Now what? I have no idea, and it’s a fools errand to predict anything in the right wing mediasphere beyond a guess that whatever post is at the top of the eternally refreshing feed probably has something to do with eugenics or masculine virility. Will the crypto idiots turn on Trump and follow Kekius Maximus into war against MAGA’s decades-built capture of the American right? None of that can happen through the media logics that defined their feud, and while there’s plenty of embarrassment to go around, the fact remains that this coalition between the Republican Party and a nascent digital reactionary force failed to permanently fuse the two together.
That’s because DOGE was a spectacle designed to be consumed, with the hopes of distributing responsibility for the effects of what is being forced on us so far and wide that anyone upset would be diverted while new believers were being baptized by the post. The Right knows that it can’t offer a new economic contract to the country, that the machine has been broken for the better part of 50 years, and that the seniors who live off their investments and fall asleep in the chair listening to Fox News only have about a decade of influence left in the coalition. We should be thankful for this fact, and that the alliance between Musk and Trump was shortsighted enough to chase immediate benefits at the expense of creating long lasting political economic institutional connections with an emerging class of voters who will one day be the ones running the country. That’s going to be scary enough without a Musk/MAGA synthesis, and we should be thankful to face what else is coming with the knowledge we still don’t know what shape it will take.

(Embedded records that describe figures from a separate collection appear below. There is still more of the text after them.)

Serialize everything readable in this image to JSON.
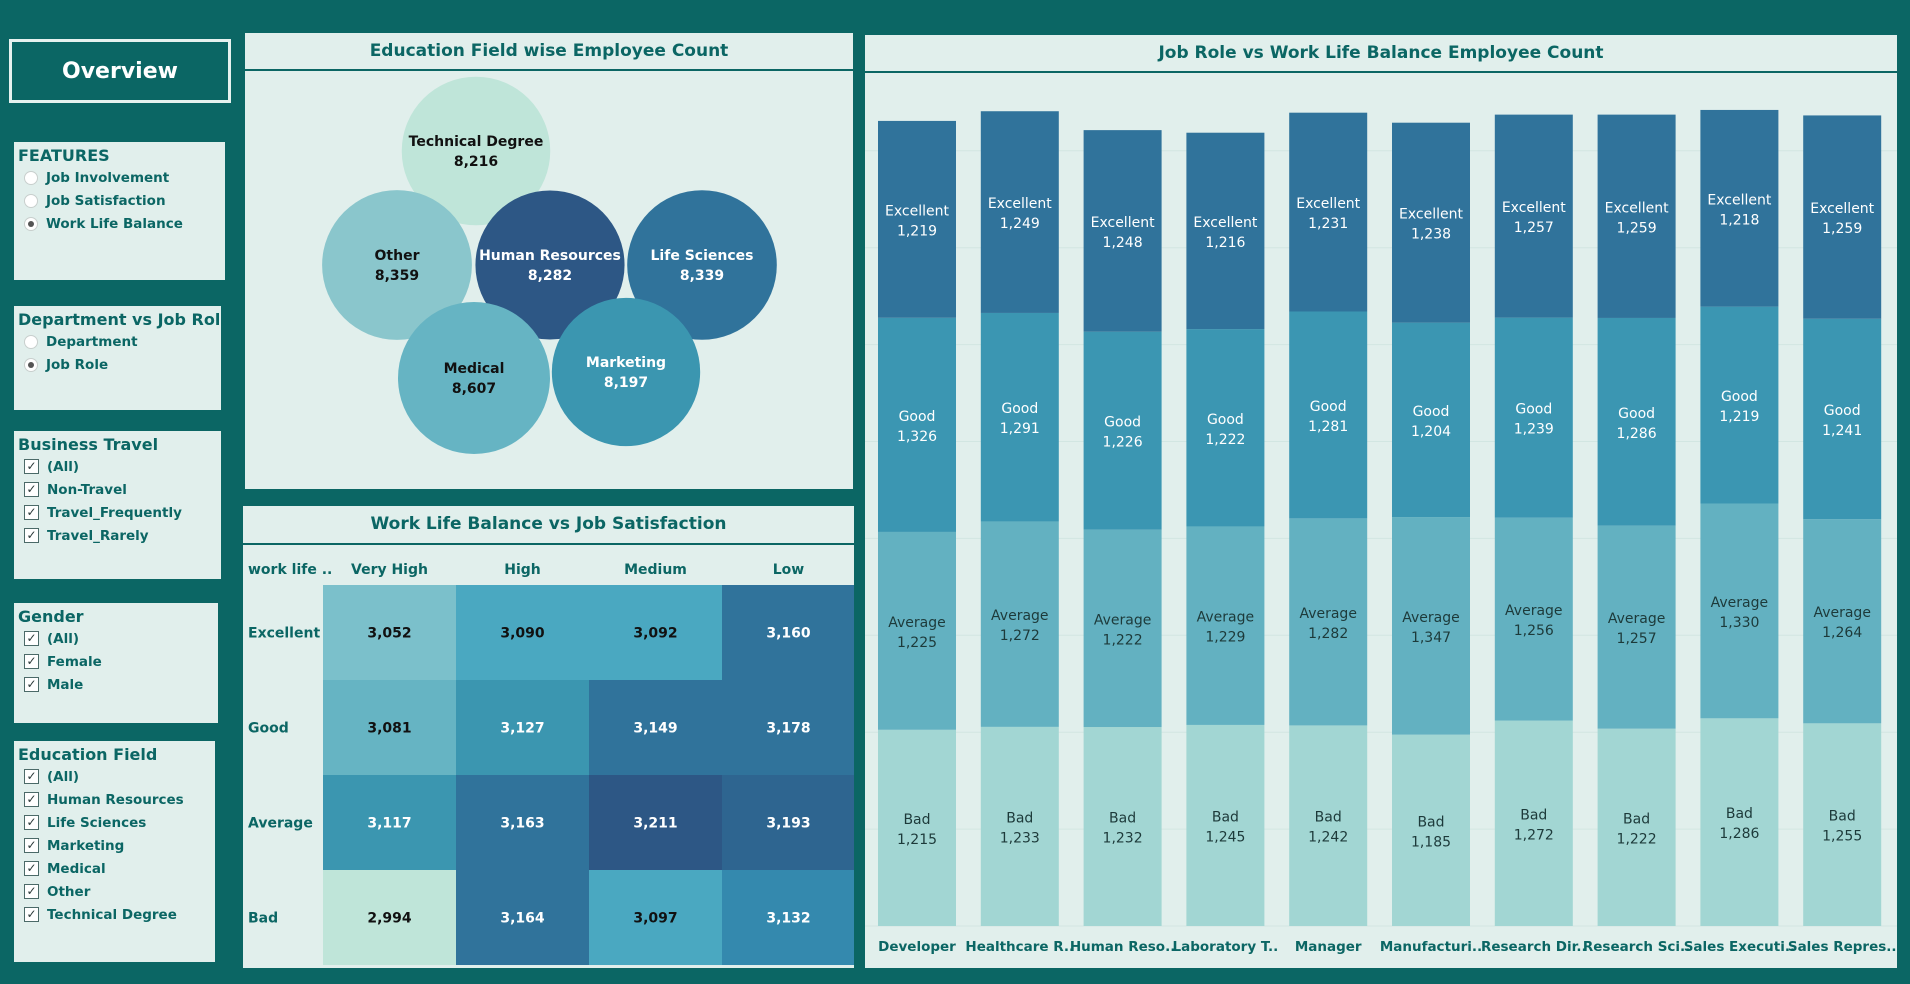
{
  "overview": {
    "label": "Overview"
  },
  "features": {
    "title": "FEATURES",
    "options": [
      {
        "label": "Job Involvement",
        "selected": false
      },
      {
        "label": "Job Satisfaction",
        "selected": false
      },
      {
        "label": "Work Life Balance",
        "selected": true
      }
    ]
  },
  "dept_role": {
    "title": "Department vs Job Role",
    "options": [
      {
        "label": "Department",
        "selected": false
      },
      {
        "label": "Job Role",
        "selected": true
      }
    ]
  },
  "business_travel": {
    "title": "Business Travel",
    "items": [
      "(All)",
      "Non-Travel",
      "Travel_Frequently",
      "Travel_Rarely"
    ]
  },
  "gender": {
    "title": "Gender",
    "items": [
      "(All)",
      "Female",
      "Male"
    ]
  },
  "education_filter": {
    "title": "Education Field",
    "items": [
      "(All)",
      "Human Resources",
      "Life Sciences",
      "Marketing",
      "Medical",
      "Other",
      "Technical Degree"
    ]
  },
  "chart_data": [
    {
      "type": "bubble",
      "title": "Education Field wise Employee Count",
      "items": [
        {
          "label": "Technical Degree",
          "value": 8216,
          "display": "8,216",
          "color": "#bfe5d9",
          "text_color": "#111111"
        },
        {
          "label": "Other",
          "value": 8359,
          "display": "8,359",
          "color": "#8ac6cc",
          "text_color": "#111111"
        },
        {
          "label": "Human Resources",
          "value": 8282,
          "display": "8,282",
          "color": "#2d5785",
          "text_color": "#ffffff"
        },
        {
          "label": "Life Sciences",
          "value": 8339,
          "display": "8,339",
          "color": "#30739b",
          "text_color": "#ffffff"
        },
        {
          "label": "Medical",
          "value": 8607,
          "display": "8,607",
          "color": "#66b4c3",
          "text_color": "#111111"
        },
        {
          "label": "Marketing",
          "value": 8197,
          "display": "8,197",
          "color": "#3b96b0",
          "text_color": "#ffffff"
        }
      ]
    },
    {
      "type": "heatmap",
      "title": "Work Life Balance vs Job Satisfaction",
      "row_header": "work life ..",
      "columns": [
        "Very High",
        "High",
        "Medium",
        "Low"
      ],
      "rows": [
        "Excellent",
        "Good",
        "Average",
        "Bad"
      ],
      "values": [
        [
          3052,
          3090,
          3092,
          3160
        ],
        [
          3081,
          3127,
          3149,
          3178
        ],
        [
          3117,
          3163,
          3211,
          3193
        ],
        [
          2994,
          3164,
          3097,
          3132
        ]
      ],
      "display": [
        [
          "3,052",
          "3,090",
          "3,092",
          "3,160"
        ],
        [
          "3,081",
          "3,127",
          "3,149",
          "3,178"
        ],
        [
          "3,117",
          "3,163",
          "3,211",
          "3,193"
        ],
        [
          "2,994",
          "3,164",
          "3,097",
          "3,132"
        ]
      ],
      "colors": [
        [
          "#7bc0cb",
          "#4aa8c1",
          "#4aa8c1",
          "#30739b"
        ],
        [
          "#66b4c3",
          "#3b96b0",
          "#30739b",
          "#30739b"
        ],
        [
          "#3b96b0",
          "#30739b",
          "#2d5785",
          "#2e6590"
        ],
        [
          "#bfe5d9",
          "#30739b",
          "#4aa8c1",
          "#3489ae"
        ]
      ],
      "text_colors": [
        [
          "#111111",
          "#111111",
          "#111111",
          "#ffffff"
        ],
        [
          "#111111",
          "#ffffff",
          "#ffffff",
          "#ffffff"
        ],
        [
          "#ffffff",
          "#ffffff",
          "#ffffff",
          "#ffffff"
        ],
        [
          "#111111",
          "#ffffff",
          "#111111",
          "#ffffff"
        ]
      ]
    },
    {
      "type": "bar",
      "stacked": true,
      "title": "Job Role  vs  Work Life Balance Employee Count",
      "categories": [
        "Developer",
        "Healthcare R..",
        "Human Reso..",
        "Laboratory T..",
        "Manager",
        "Manufacturi..",
        "Research Dir..",
        "Research Sci..",
        "Sales Executi..",
        "Sales Repres.."
      ],
      "series": [
        {
          "name": "Bad",
          "color": "#a2d6d3",
          "values": [
            1215,
            1233,
            1232,
            1245,
            1242,
            1185,
            1272,
            1222,
            1286,
            1255
          ],
          "display": [
            "1,215",
            "1,233",
            "1,232",
            "1,245",
            "1,242",
            "1,185",
            "1,272",
            "1,222",
            "1,286",
            "1,255"
          ]
        },
        {
          "name": "Average",
          "color": "#63b1c1",
          "values": [
            1225,
            1272,
            1222,
            1229,
            1282,
            1347,
            1256,
            1257,
            1330,
            1264
          ],
          "display": [
            "1,225",
            "1,272",
            "1,222",
            "1,229",
            "1,282",
            "1,347",
            "1,256",
            "1,257",
            "1,330",
            "1,264"
          ]
        },
        {
          "name": "Good",
          "color": "#3b96b2",
          "values": [
            1326,
            1291,
            1226,
            1222,
            1281,
            1204,
            1239,
            1286,
            1219,
            1241
          ],
          "display": [
            "1,326",
            "1,291",
            "1,226",
            "1,222",
            "1,281",
            "1,204",
            "1,239",
            "1,286",
            "1,219",
            "1,241"
          ]
        },
        {
          "name": "Excellent",
          "color": "#30739b",
          "values": [
            1219,
            1249,
            1248,
            1216,
            1231,
            1238,
            1257,
            1259,
            1218,
            1259
          ],
          "display": [
            "1,219",
            "1,249",
            "1,248",
            "1,216",
            "1,231",
            "1,238",
            "1,257",
            "1,259",
            "1,218",
            "1,259"
          ]
        }
      ]
    }
  ]
}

My own representative, Blue Dog “moderate” “centrist” “whatever-you-want-to-call-me-as-long-as-you-don’t-think-I’m-one-of-Those-Democrats-even-though-I-am” would regularly make statements to the effect of acknowledging the necessity of DOGE but criticizing the way it was being done. Which is baffling for a number of reasons, not the least of which being that NOBODY LIKES DOGE OR ELON MUSK AND EVERY POLL SAYS SO!!!! Someday I might write more about my thoughts on Glusenkamp Perez, who I think many leftists don’t fully understand (this district is not a “Portland Suburb” like national critics like to argue, imagining a nose ringed PDX AOC could take this district peopled by suburban Evangelical small business guys, who own glocks and listen to Joe Rogan while fulfilling orders for their instagram hot sauce company). It is just true that the only Democrat who could win this district needs to distance themselves from a certain image of “the left” that occupies the minds of voters; what’s baffling is that she thinks the way to do this is by chumming up with Vox neoliberals whose only constituency is themselves.